Most of the time, when we hear about AI projects people are talking about massive efforts spanning millions of records and many thousands of patients. A recent blog item, however, suggests that AI can be used to improve comparatively modest problems faced by physician groups as well.
The case profiled in the blog involves Western Massachusetts-based Valley Medical Group, which is using machine learning to manage medication refills. The group, which includes 115 providers across four centers, implemented a product known as Charlie, a cloud-based tool made by Healthfinch 18 months ago. (I should note, at this point, that the blog maintained is by athenaHealth, which probably has a partnership with Healthfinch. Moving on…)
Charlie is a cloud-based tool which automates the process of prescription refills by integrating with EHRs. Charlie processes refill requests much like a physician or pharmacist would, but more quickly and probably more thoroughly as well.
According to the blog item, Charlie pulls in refill requests from the practice’s EHR then adds relevant patient data to the requests. After doing so, Charlie then runs the requests through an evidence-based rules engine to detect whether the request is in protocol or out of protocol. It also detects duplicates. errors and other problems. Charlie can also absorb specific protocols which let it know what to look for in each refill request it processes.
After 18 months, Valley’s refill process is far more efficient. Of the 10,000 refill requests that Valley gets every month, 60% are handled by a clerical person and don’t involve a clinician. In addition, clerical staff workloads have been cut in half, according to the practice’s manager of healthcare informatics.
Another benefit Valley saw from rolling out Charlie with that they found out which certain problems lay. For example, practice leaders found out that 20% of monthly refill requests were duplicate requests.
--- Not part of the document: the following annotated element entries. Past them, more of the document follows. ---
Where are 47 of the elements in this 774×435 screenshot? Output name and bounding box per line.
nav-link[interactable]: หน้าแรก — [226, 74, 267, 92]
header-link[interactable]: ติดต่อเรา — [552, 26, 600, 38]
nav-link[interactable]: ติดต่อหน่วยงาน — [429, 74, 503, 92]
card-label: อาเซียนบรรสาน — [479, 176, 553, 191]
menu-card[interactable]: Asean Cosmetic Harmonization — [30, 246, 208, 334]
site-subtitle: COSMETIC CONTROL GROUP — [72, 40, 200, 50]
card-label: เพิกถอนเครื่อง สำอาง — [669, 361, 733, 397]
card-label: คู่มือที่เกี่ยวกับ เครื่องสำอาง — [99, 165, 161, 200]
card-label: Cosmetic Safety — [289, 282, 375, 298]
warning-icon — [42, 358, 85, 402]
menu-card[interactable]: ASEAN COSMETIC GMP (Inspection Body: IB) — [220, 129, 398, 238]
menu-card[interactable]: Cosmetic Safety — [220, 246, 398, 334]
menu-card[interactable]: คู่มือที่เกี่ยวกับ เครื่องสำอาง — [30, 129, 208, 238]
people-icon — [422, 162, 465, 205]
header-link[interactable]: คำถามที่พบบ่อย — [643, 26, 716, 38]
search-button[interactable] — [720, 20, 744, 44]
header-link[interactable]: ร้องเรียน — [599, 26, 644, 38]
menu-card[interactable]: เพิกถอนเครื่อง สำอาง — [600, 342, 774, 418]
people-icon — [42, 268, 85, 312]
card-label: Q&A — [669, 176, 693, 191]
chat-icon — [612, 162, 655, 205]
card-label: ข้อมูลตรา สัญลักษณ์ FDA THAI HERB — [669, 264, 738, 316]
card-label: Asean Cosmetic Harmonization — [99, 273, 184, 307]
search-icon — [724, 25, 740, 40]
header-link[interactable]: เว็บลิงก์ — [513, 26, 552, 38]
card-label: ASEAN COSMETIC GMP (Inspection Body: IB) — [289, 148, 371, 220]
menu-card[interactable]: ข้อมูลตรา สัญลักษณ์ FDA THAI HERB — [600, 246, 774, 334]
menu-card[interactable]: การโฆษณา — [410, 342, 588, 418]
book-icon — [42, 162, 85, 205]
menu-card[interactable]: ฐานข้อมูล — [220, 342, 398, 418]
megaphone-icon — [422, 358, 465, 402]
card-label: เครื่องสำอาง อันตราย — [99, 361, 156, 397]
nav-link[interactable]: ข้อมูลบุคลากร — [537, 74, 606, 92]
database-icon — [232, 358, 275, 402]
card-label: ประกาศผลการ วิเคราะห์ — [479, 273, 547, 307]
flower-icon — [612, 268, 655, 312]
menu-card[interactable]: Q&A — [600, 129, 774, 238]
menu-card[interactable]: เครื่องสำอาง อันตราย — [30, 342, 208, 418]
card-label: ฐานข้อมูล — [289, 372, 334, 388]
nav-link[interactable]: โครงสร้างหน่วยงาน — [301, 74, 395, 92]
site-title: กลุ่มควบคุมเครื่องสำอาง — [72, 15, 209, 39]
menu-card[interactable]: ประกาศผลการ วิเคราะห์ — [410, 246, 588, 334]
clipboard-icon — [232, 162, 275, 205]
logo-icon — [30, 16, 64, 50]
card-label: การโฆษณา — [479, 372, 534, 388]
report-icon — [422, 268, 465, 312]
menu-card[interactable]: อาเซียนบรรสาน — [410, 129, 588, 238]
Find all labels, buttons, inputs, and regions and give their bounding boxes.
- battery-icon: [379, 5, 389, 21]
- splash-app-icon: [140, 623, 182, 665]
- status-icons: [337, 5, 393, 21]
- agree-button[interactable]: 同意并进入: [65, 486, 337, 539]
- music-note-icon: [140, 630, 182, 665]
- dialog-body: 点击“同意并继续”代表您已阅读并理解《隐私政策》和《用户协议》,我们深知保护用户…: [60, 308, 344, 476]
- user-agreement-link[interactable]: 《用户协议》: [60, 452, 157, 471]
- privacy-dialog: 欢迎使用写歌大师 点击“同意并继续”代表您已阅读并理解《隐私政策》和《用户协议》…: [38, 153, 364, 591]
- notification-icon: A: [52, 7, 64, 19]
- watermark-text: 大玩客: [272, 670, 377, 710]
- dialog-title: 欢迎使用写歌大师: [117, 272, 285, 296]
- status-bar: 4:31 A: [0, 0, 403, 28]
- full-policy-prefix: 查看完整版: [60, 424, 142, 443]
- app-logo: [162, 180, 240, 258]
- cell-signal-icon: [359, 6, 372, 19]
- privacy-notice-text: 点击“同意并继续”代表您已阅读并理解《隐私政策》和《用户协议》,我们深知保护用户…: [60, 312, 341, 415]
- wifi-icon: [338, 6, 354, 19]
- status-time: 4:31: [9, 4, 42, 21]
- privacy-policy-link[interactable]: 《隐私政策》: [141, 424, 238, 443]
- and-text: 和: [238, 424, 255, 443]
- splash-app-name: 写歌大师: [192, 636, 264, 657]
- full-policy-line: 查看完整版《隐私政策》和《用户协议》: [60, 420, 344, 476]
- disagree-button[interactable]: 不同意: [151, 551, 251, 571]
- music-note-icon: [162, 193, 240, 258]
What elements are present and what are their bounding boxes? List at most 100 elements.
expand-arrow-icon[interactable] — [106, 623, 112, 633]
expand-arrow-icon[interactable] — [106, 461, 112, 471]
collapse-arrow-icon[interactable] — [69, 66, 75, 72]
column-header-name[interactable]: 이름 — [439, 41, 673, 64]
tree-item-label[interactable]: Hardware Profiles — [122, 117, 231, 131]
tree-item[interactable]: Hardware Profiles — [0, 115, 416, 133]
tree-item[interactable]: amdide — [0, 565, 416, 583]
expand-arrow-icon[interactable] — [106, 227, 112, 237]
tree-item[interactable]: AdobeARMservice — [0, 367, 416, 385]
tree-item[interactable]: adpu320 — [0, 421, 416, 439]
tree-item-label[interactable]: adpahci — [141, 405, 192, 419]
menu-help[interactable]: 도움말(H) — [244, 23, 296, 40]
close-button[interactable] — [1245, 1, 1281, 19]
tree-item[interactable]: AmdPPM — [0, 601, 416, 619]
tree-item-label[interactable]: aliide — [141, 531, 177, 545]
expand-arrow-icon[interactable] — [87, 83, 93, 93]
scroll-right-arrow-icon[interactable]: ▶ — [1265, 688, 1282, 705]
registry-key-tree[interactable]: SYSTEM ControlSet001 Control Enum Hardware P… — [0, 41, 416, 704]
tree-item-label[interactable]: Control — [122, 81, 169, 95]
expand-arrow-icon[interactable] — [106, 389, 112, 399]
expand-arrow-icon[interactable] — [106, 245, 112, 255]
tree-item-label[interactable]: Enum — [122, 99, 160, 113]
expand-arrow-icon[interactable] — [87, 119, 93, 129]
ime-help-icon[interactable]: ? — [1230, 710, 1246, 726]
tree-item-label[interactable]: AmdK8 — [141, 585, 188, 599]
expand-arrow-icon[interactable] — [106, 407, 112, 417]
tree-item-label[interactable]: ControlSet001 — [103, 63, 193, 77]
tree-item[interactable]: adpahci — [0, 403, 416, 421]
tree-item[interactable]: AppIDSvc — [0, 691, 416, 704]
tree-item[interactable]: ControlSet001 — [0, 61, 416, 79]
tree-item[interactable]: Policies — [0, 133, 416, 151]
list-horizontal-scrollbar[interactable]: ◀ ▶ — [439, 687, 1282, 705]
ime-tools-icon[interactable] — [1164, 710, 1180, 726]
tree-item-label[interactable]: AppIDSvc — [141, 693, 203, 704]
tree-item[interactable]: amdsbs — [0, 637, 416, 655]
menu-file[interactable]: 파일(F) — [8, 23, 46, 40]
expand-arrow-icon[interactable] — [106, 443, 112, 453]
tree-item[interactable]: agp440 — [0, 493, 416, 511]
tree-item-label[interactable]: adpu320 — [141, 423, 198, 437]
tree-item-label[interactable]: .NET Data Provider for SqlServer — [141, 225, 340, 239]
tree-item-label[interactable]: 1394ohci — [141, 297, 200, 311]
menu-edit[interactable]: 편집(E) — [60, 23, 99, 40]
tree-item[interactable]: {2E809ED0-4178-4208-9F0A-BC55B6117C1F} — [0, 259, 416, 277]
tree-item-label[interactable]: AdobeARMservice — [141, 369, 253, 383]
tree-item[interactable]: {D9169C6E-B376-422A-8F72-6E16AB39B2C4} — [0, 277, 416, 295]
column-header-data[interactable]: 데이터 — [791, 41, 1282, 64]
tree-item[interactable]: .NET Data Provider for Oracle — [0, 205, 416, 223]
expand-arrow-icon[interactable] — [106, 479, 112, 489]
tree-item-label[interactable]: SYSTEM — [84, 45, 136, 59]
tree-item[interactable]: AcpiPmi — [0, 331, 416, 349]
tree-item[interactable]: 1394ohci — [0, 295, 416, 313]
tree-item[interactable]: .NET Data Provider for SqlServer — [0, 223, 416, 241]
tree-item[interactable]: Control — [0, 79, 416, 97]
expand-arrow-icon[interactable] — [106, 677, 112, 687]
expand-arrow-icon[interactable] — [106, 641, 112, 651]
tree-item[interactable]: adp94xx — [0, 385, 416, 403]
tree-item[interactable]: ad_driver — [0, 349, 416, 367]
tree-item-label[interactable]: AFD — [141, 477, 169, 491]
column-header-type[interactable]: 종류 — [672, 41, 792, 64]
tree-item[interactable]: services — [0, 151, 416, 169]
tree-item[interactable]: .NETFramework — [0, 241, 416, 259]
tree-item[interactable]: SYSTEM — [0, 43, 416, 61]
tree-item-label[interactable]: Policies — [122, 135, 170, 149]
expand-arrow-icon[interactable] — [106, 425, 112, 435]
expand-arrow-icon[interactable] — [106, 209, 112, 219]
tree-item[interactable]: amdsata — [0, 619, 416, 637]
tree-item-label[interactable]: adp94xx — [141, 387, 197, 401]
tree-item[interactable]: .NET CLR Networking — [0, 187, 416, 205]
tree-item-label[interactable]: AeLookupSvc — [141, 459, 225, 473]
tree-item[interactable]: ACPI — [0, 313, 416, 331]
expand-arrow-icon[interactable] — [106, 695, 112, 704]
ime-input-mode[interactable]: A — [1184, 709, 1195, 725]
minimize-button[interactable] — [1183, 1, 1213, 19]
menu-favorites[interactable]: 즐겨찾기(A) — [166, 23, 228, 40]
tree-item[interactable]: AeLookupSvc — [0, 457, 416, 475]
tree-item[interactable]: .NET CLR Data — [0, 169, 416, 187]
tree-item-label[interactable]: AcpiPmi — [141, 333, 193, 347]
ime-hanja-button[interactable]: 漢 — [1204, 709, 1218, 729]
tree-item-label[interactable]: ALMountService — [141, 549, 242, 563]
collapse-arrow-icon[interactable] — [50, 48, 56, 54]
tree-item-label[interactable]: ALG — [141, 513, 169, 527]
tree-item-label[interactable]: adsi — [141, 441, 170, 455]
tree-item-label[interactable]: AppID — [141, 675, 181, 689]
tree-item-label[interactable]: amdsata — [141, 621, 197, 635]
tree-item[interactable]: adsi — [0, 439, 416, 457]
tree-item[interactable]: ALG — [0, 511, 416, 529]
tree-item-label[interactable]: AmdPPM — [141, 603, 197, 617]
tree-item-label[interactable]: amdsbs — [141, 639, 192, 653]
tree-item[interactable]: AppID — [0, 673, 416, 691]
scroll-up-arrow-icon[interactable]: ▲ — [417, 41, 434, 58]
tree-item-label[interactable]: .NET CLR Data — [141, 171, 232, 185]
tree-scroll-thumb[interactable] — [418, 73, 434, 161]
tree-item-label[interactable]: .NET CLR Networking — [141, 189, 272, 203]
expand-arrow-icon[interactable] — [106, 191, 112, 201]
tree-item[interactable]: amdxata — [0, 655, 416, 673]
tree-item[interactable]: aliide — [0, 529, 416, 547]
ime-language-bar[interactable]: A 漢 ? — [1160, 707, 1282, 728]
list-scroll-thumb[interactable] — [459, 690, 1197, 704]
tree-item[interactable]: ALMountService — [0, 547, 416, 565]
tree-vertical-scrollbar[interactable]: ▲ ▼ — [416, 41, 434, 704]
Prior to implementing the new tool, practice staff spent a lot of time investigating the requests or worse, filling them by accident.
This type of technology will probably do a lot for medium-sized to larger practices, but smaller ones probably can’t afford to invest in this kind of technology. I have no idea what Healthfinch charges for Charlie, but I doubt it’s cheap, and I’m guessing its competitors are charging a bundle for this stuff as well. What’s more, as I saw at #HIMSS18, vendors are still struggling to define the right AI posture and product roadmap, so even if you have a lot of cash buying AI is still a somewhat risky play.
Still, if you’re part of a small practice that’s rethinking its IT strategy, it’s good to know that technologies like Charlie exist. I have little doubt that over time — perhaps fairly soon — vendors will begin offering AI tools that your practice can afford. In the meantime, it wouldn’t hurt to identify processes which seem to be wasting a lot of time or failing to get good results. That way, when an affordable tool comes along to help you’ll be ready to go.